Looking at your teacher, or other professional dancers: They all have started as beginners one day. If they could achieve their goals, you can do it too! They are walking examples and proof that dreams are achievable. Use those reminders to your advantage, and apply them beyond dance classroom!
Showing your body: You don’t necessarily need to show your skin in order to belly dance. Many people wear totally covered training outfits, and even performance costumes on stage. Many students are not comfortable at first to show their naked belly, as well as seeing their reflections in the mirror. And that’s ok. But it’s interesting to observe how this changes with time. You may suddenly catch yourself with a t-shirt tucked up in order to see how exactly your belly muscles work. It comes naturally. Yes, belly dance is not about showing skin, and you still can wear completely covered cloths. But the point is that with time you get comfortable with both, you learn to love and accept yourself, and be grateful for what your body can do. Now you have a choice, an inner freedom of how you want to view your body!

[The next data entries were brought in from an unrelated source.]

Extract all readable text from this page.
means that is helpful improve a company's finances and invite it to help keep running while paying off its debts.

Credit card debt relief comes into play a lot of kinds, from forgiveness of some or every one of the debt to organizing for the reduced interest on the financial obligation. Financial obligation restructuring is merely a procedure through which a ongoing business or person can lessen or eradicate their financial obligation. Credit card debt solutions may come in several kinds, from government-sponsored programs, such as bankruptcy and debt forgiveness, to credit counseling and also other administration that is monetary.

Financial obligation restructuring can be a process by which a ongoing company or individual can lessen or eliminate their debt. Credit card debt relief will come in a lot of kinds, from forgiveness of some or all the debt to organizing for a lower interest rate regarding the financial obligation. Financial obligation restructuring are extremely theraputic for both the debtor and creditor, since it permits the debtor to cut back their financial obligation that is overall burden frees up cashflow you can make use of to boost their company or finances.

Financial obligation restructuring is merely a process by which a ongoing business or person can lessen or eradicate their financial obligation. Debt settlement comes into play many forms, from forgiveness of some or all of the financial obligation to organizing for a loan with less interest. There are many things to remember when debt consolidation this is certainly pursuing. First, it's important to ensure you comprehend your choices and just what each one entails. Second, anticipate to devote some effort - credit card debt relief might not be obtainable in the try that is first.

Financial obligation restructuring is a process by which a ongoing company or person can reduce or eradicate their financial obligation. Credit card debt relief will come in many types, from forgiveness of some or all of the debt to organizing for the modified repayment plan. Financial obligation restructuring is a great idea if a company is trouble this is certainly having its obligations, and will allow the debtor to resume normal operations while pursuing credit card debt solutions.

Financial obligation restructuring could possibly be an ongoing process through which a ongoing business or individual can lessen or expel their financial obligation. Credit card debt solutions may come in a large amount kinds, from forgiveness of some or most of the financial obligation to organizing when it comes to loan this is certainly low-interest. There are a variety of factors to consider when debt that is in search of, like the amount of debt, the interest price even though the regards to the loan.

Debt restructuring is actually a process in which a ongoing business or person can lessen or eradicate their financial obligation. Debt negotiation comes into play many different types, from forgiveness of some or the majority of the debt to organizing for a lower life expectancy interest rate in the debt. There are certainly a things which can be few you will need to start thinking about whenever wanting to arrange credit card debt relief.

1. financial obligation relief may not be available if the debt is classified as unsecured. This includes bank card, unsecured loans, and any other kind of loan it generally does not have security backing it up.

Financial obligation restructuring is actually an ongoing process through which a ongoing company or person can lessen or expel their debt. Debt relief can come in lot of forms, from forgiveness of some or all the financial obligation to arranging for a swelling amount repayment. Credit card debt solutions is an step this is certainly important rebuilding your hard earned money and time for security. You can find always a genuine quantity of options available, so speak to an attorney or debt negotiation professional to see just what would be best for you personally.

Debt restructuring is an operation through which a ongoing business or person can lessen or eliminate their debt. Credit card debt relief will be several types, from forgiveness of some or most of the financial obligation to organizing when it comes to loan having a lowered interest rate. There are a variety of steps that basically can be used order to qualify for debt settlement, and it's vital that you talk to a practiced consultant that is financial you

Acknowledging your hobby to the world: This sometimes can be a challenge. Not everyone will share your excitement to belly dance, and may even think it’s silly, not to mention lots of stereotypes around this dance form. I remember at first I felt very uncomfortable talking about belly dance, almost embarrassed to acknowledge my dance hobby. But the more my passion for dance grew, the more “brave” I became. I’ve learnt that I love what I love, and that I don’t need to apologize for it. If people don’t like or understand what I do, it’s their problem, not mine. It’s not my job to change their worldview, and as much as I want them to respect my opinions, I should learn to respect theirs, even if they are different from mine. And lastly, my decisions regarding my time, energy and body are entirely my own, and none of anyone else’s business.
Being in public: It starts from the very small - a teacher pulls you in the middle of class for an unexpected improvisation on spot. Then you decide to participate in a group performance at the student party, then solo dance at a dance competition, etc. Every kind of performance strengthen your confidence in day-to-day life, improves your skills to speak or present projects and ideas to a group of people. Believe me, if you can handle doing a shimmy with undulation wearing a belly dance costume and feeling the pressure of being observed by strangers, you can handle literally ANYTHING else!
Finding your tribe: I won’t idealize belly dance community by saying that it’s an absolutely perfect paradise world of pure angels, but in general it’s pretty amazing! You can find so many like-minded people, live or online, who are just willing to support each other and share their art for the sake of the art. Yes, it’s still competitive if we are talking about professional dancing, but I sincerely believe that because this dance style forces us to be so vulnerable, at least with ourselves, that we are more likely to support each other and recognize that we all share the same insecurities, struggles and issues. And once you find your true tribe, it’s unbelievable what a transformation you can do with your own world!
Playing around with different characters: Belly dance is not just a shimmy and Shakira move. It’s the whole world of different styles and moods that you need to learn and master. It’s almost like an acting class! My personal break-through moment was what I consider my first solo performance on a big stage. I was selected among all students in the class to perform our teacher’s choreography to an Arabic pop song. I had to be very playful and flirtatious to portray that character. Here, I also should mention that in my day-to-day life I was considered a very shy, introverted girl. Nobody expected that I would perform so successfully, not even myself. But to be honest, I didn’t even think about all this while preparing for the show. I simply didn’t realize that I was doing something out of my usual behaviour. It came very naturally and I was just excited to dance! All those thoughts came afterwards, once I heard the feedback from audience, friends and relatives. Why so?.. Because I believe that character was always inside me. Belly dance just helped to bring it up under the sun light, and it was a very smooth process without any painful effort. For that I’m forever grateful to belly dance and to my teacher who saw that seed inside me, even despite I myself didn’t recognize it at first.